Why Do We Need GM to Pay Us Back?
Why Do We Need GM to Pay Us Back?
The New York Times has an op-ed today from Edward Niedermeyer, who edits The Truth About Cars, taking strenuous issue with the idea that General Motors will ever be able to pay back the taxpayers’ $50 billion-plus investment in the company. In other news, cats and dogs still don’t get along and day still gives way inevitably to night.
TTAC has been heralding the demise of GM for some time now, so it’s no surprise that Niedermeyer would be shocked—Shocked!—that the New General would dare suggest it can refund some of the money the Treasury has given to it. An IPO in 2010 is also preposterous. But the TTAC about doth protest waaaayyyy too much. How is that GM is even still around!?!? it asks itself. This is like being in a horror movie in which the bad guy/monster/zombie JUST KEEPS COMING BACK.

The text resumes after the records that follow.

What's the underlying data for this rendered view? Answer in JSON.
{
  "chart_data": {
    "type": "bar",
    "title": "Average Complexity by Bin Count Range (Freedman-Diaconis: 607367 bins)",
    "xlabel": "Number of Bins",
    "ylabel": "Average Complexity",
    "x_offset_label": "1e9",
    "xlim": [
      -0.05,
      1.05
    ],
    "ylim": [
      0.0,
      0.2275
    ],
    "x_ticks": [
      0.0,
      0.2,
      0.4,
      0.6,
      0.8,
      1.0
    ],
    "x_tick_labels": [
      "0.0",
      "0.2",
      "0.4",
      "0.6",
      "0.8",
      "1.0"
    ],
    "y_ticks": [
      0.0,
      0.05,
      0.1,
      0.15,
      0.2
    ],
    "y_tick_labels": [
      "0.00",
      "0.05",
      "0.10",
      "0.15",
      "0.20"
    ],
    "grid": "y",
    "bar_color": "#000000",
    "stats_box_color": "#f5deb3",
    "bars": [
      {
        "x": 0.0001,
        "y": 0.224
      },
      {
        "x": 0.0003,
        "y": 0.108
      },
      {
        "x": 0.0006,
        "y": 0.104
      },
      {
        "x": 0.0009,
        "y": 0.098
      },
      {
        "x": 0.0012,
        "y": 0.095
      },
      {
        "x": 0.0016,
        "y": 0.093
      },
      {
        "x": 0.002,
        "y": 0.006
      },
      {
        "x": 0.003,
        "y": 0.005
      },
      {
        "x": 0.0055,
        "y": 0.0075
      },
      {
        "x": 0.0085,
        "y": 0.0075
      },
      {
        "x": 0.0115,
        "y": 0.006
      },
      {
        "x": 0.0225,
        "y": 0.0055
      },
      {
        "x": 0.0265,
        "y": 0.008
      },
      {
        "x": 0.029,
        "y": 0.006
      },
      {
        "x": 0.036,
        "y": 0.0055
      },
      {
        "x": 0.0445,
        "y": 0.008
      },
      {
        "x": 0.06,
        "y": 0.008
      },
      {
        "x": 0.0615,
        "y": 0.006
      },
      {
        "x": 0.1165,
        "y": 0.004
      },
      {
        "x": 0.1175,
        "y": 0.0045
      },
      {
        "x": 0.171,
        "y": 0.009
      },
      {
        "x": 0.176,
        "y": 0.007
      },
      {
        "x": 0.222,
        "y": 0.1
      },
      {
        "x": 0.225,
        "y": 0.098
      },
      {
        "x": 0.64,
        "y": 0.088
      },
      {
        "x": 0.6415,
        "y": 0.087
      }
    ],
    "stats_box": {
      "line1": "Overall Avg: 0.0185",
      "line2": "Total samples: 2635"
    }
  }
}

The hysterical concern that GM might not ever be able to pay back the American people misinterprets what the American people actually sought in bailing out GM. We’re not such a shortsighted nation that we could be convinced, contra-TTAC, that GM should go away, leaving us with another bankrupt automaker, Chrysler, and Ford (F) as the sum-total of our domestic auto industry. We weren’t investing for return, or to break even, but rather to avoid mega-unemployment and, perhaps more importantly, retain some of the admittedly fraught psychological engagement with carmaking culture that GM has always represented.

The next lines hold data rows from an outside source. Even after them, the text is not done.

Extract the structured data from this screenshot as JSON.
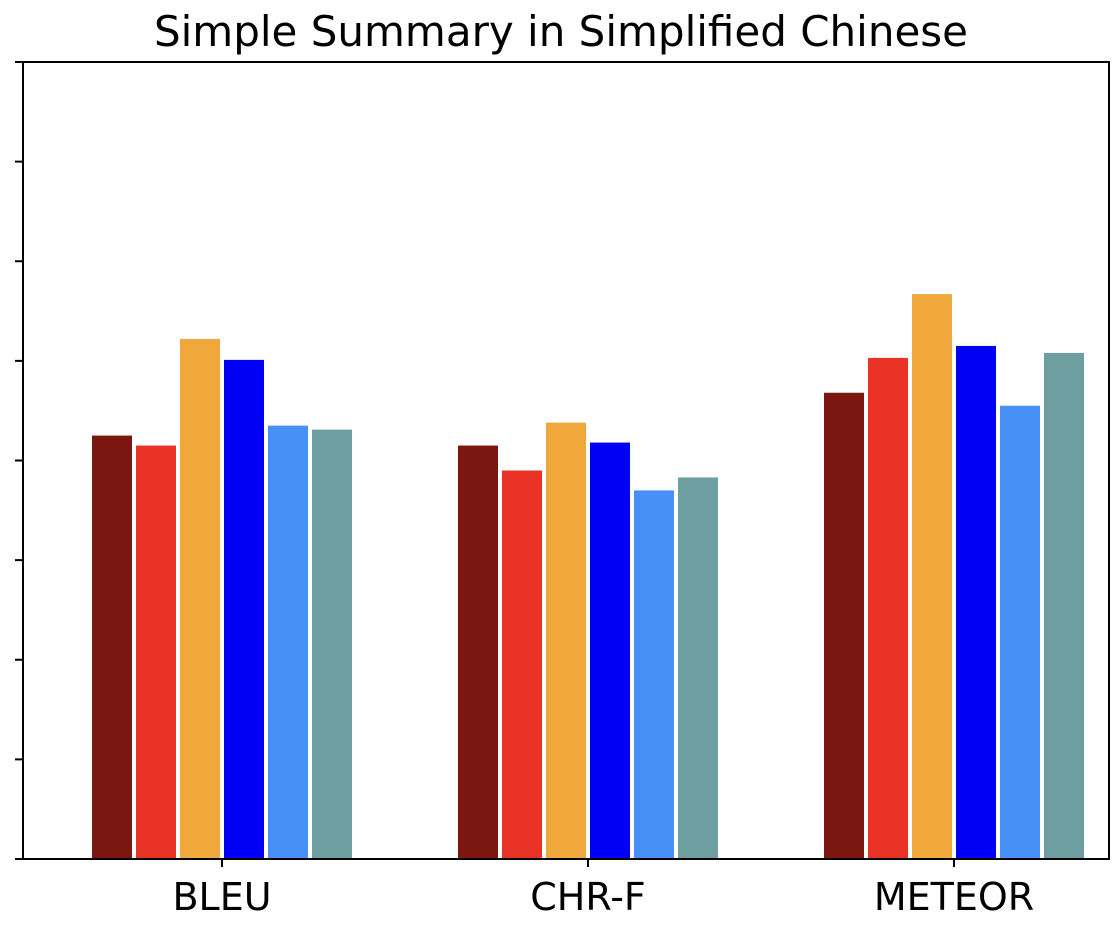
{
  "chart_data": {
    "type": "bar",
    "title": "Simple Summary in Simplified Chinese",
    "xlabel": "",
    "ylabel": "",
    "categories": [
      "BLEU",
      "CHR-F",
      "METEOR"
    ],
    "ylim": [
      0,
      8
    ],
    "y_tick_values": [
      0,
      1,
      2,
      3,
      4,
      5,
      6,
      7,
      8
    ],
    "y_tick_labels_shown": false,
    "grid": false,
    "legend": "none",
    "series": [
      {
        "color": "#7B1710",
        "values": [
          4.25,
          4.15,
          4.68
        ]
      },
      {
        "color": "#E83326",
        "values": [
          4.15,
          3.9,
          5.03
        ]
      },
      {
        "color": "#F0A83D",
        "values": [
          5.22,
          4.38,
          5.67
        ]
      },
      {
        "color": "#0000F5",
        "values": [
          5.01,
          4.18,
          5.15
        ]
      },
      {
        "color": "#4690F7",
        "values": [
          4.35,
          3.7,
          4.55
        ]
      },
      {
        "color": "#6E9FA0",
        "values": [
          4.31,
          3.83,
          5.08
        ]
      }
    ]
  }
}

And of course, Niedermeyer ignores the most obvious aspect of the GM bailout, which is that the U.S. government can lose as much money as it wants, whenever it wants. In times of war and economic catastrophe, this is highly useful and expedient. It may not ultimately match one’s long-held views about the fortunes of industrial enterprises, but there it is. It may not even perfectly align with taxpayer interest, but then again, making the citizenry money isn’t really the government’s job. Exercising the ability to evade crisis is.